Open Speech and Language Resources



SASPEECH

Identifier: SLR134

Summary: Hebrew speech and transcripts by a single speaker (30 hours)

Category: Speech

License: Custom non-commercial (See README)

Downloads (use a mirror closer to you):
saspeech_gold_standard_v1.0.tar.gz [error getting size]   ( Gold-standard subset (manual transcripts) - 4h )   Mirrors: [US]   [EU]   [CN]  
saspeech_automatic_data_v1.0.tar.gz [error getting size]   ( Automatic subset (automated transcripts) - 26h )   Mirrors: [US]   [EU]   [CN]  
README.auto.md [4.9K]   ( Readme for the automatic subset )   Mirrors: [US]   [EU]   [CN]  
README.gold.md [5.4K]   ( Readme for the gold-standard subset )   Mirrors: [US]   [EU]   [CN]  

About this resource:

This dataset contains approximately 30 hours of audio spoken by Shaul Amsterdamski in a recording studio at 44100Hz with corresponding transcriptions.

The data is divided into a gold-standard subset of roughly 4 hours with manual transcriptions and an automatic subset with machine-generated transcriptions.

See README files inside the archives for more details.

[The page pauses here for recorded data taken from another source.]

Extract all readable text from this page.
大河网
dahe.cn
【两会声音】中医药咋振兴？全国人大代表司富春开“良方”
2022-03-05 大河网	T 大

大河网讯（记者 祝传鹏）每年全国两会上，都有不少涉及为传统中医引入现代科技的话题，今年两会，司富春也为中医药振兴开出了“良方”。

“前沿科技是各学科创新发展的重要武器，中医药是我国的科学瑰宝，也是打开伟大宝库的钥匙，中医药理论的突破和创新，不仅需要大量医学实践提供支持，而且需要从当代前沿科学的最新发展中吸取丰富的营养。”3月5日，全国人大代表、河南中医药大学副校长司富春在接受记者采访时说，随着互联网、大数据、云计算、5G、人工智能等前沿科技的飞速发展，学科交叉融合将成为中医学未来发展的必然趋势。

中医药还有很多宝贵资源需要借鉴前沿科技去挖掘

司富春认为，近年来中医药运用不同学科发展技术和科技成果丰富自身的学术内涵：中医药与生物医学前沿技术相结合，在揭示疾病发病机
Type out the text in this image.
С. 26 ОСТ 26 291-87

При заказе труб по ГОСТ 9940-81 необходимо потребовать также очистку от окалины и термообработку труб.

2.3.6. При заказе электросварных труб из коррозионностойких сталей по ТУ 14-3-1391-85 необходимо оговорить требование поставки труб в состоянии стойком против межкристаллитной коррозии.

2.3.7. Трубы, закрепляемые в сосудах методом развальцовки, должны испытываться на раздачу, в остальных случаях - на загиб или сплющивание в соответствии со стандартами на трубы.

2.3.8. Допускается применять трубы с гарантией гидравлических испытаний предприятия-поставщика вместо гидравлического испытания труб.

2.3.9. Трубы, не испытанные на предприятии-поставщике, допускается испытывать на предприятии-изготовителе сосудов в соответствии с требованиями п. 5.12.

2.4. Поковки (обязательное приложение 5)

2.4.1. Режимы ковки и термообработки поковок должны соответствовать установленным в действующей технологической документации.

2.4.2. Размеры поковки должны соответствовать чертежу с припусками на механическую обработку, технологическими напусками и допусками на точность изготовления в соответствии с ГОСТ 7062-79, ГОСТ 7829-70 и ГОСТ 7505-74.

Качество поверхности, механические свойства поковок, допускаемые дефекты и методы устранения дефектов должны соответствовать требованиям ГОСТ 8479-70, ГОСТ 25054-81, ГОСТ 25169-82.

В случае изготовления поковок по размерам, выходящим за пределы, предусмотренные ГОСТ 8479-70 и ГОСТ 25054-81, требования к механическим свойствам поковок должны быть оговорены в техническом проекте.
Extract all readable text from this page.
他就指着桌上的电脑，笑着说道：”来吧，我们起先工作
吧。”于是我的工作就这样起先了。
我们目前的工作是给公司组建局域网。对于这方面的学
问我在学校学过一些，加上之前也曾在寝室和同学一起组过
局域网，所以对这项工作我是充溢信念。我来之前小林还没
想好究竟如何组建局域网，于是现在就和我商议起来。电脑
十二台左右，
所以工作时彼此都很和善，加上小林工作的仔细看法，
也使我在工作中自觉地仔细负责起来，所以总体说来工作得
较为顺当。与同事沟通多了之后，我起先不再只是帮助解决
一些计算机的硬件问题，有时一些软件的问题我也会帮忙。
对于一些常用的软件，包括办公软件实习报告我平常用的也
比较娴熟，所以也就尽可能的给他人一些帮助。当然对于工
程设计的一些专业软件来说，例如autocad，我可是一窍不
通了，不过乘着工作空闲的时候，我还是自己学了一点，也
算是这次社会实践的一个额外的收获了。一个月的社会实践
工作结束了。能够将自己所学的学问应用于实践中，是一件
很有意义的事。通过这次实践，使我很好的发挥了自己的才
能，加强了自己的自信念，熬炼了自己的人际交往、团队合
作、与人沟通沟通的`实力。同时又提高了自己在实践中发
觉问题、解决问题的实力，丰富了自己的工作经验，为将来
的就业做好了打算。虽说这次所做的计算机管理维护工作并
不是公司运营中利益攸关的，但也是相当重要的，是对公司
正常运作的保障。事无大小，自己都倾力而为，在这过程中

The dataset was originally published as part of the robo-shaul competition with this license agreement (Hebrew-only). The license is also provided with the dataset archives in the file robo_shaul_terms.pdf. In case of conflict between the attached license and the version available online, the online version takes precedence.

A summary of the terms in English:

Copyright for the recordings and corresponding transcriptions is owned solely by the Israeli Public Broadcast Corporation, the IPBC.

The dataset is free for use for non-commercial purposes, under the following limitations, whether by positive act or by omission:

  • You may not present your use of the Dataset in a way that suggests that the IPBC supports or endorses you or your use of the Dataset
  • You may not make use of the Dataset in a manner that brings harm to Shaul Amsterdamski and/or the IPBC, including defamation
  • You may not make use of the Dataset for commercial or broadcast needs
  • You may not make use of the Dataset for political needs
  • You may not make use of the Dataset in a manner that breaches any applicable law

You can cite the data using the following BibTeX entry:

@inproceedings{sharoni23_interspeech,
    author={Orian Sharoni and Roee Shenberg and Erica Cooper},
    title={{SASPEECH: A Hebrew Single Speaker Dataset for Text To Speech and Voice Conversion}},
    year=2023,
    booktitle={Proc. Interspeech 2023},
    pages={To Appear}
    }